Bunching Itemized Deductions: Maximize your Tax Savings

When it comes to optimizing your tax situation, every penny counts. Bunching itemized deductions is a tax strategy that can potentially maximize your deductions. Bunching involves timing and grouping deductible expenses to surpass the standard deduction threshold in specific years. In particular, taxpayers who do not often itemize deductions, or perhaps are right over the itemized deduction threshold, are encouraged to evaluate this strategy to maximize the value of itemized deductions.

Charitable Contributions

One common strategy for bunching itemized deductions is to consolidate two (or more) years of charitable donations into a singular year. This can be achieved through different methods, with two common approaches being:

  1. Pre-Funding with a Donor Advised Fund: Utilize a donor-advised fund, which acts essentially as a charitable “checkbook”. In the first year, you "pre-fund" the donations by loading up this fund. In following year(s), you would direct the distribution of donations to qualifying charities according to your preferences.

  2. Holding Back Donations: Another method is to hold back the donations and place them in a savings account for one or more year. By doing so, you can contribute the accumulated donations in January of a following year, and thereby essentially combine multiple years of giving into a single tax year

Property Taxes

In some states (including SD), another deduction you can capitalize on is property taxes. For example, if it is 2022 and you have paid your 2021 property taxes in arrears, you can also pay your 2022 property taxes prior to the end of 2022, essentially doubling up on this deduction. Keep the $10,000 per year limitation on state and local taxes of all kinds, as this may limit the benefit of doubling this item up, depending on your specific situation.

Medical Expenses

Bunching medical expenses, especially higher costs like surgeries or treatments, in a specific year helps you surpass the threshold for deductibility based on your adjusted gross income (AGI). Note: Qualified medical expenses can be generally be deducted as itemized deductions in the amount exceeding 7.5% of your AGI.

So in summary, implementing this strategy is as simple as 1, 2, 3!

  1. Review Your Expenses: Analyze potential deductible expenses like medical costs, mortgage interest, state and local taxes, charitable donations, and unreimbursed employee expenses.

  2. Evaluate Your Income: Calculate projected adjusted gross income to determine the standard deduction and threshold limits for deductions. If you have an extremely high year of income with an unusually high tax bracket as compared to your normal situation, consider combining multiple years of deductions in that year to maximize the value of your deductions.

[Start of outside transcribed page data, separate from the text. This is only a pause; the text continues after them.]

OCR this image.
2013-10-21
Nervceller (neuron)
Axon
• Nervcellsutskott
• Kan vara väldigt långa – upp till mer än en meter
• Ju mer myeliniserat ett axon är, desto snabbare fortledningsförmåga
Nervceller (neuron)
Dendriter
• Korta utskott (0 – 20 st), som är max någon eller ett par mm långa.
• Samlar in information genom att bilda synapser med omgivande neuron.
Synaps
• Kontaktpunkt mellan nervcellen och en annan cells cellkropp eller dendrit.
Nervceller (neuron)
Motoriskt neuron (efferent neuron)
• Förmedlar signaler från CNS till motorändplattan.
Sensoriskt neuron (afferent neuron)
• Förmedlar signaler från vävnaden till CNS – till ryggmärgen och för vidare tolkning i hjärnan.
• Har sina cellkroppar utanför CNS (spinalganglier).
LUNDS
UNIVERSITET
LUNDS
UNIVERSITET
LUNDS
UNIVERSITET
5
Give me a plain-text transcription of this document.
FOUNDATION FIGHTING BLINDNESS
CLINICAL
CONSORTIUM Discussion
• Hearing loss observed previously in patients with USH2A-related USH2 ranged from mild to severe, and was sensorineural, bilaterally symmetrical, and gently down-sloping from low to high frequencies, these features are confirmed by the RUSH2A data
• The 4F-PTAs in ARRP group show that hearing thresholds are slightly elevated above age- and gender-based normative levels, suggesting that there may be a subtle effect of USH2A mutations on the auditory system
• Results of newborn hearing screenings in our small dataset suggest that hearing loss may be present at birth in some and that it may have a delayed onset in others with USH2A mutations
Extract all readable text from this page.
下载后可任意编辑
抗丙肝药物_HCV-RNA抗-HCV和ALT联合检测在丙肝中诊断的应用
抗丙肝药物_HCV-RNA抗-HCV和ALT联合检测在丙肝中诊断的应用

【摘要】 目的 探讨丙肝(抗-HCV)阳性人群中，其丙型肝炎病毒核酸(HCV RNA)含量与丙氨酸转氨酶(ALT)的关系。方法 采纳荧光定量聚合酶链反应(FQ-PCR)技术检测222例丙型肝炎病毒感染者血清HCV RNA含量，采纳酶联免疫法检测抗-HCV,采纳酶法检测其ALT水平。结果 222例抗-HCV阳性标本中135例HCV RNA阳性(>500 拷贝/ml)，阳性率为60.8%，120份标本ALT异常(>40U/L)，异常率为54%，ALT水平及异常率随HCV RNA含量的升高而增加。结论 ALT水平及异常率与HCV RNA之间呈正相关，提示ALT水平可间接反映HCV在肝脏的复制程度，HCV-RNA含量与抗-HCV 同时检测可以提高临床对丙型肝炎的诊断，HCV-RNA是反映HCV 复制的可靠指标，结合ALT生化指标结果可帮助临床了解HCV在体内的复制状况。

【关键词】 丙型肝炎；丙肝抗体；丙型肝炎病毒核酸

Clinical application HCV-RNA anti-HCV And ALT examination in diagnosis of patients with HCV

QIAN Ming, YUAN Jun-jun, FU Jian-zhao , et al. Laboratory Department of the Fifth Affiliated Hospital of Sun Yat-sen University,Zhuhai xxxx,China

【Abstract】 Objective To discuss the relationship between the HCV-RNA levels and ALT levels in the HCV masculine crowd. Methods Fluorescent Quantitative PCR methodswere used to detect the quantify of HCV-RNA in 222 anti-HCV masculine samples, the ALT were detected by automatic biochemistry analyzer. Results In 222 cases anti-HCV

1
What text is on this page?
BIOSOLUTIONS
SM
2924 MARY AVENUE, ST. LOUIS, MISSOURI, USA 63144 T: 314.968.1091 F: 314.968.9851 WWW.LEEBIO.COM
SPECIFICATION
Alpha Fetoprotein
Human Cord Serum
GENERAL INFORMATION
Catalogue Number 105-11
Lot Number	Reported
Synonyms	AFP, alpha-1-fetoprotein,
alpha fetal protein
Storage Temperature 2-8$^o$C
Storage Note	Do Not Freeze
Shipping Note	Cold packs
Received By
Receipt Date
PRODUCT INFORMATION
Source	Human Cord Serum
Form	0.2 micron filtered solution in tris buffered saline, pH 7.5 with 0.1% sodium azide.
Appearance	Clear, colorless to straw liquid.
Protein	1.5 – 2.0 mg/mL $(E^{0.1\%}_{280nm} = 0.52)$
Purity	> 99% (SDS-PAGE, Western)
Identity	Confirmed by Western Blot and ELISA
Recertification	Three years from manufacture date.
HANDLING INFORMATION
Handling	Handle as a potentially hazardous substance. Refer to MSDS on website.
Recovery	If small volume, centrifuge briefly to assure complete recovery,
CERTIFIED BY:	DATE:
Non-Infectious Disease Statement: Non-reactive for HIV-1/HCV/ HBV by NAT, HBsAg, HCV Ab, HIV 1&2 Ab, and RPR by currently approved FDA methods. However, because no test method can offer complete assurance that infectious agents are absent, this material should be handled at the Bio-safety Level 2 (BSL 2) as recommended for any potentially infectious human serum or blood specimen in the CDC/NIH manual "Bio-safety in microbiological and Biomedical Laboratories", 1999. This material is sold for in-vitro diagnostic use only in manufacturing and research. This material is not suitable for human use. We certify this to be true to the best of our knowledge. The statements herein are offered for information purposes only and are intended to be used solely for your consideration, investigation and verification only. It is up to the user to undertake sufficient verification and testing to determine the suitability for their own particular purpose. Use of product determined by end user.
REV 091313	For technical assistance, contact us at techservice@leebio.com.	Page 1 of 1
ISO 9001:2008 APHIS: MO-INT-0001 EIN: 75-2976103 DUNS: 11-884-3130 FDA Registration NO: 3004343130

  3. Plan Your Deduction Bunching: Identify advantageous years for bunching deductions based on expense analysis and income projection. Concentrate deductible expenses in those years to surpass the standard deduction.

As always, please consult your tax advisor to understand this potential strategy. When we face more complex versions of this situation, we often run multi-year simulations to understand the financial benefit and trade-offs of different strategies.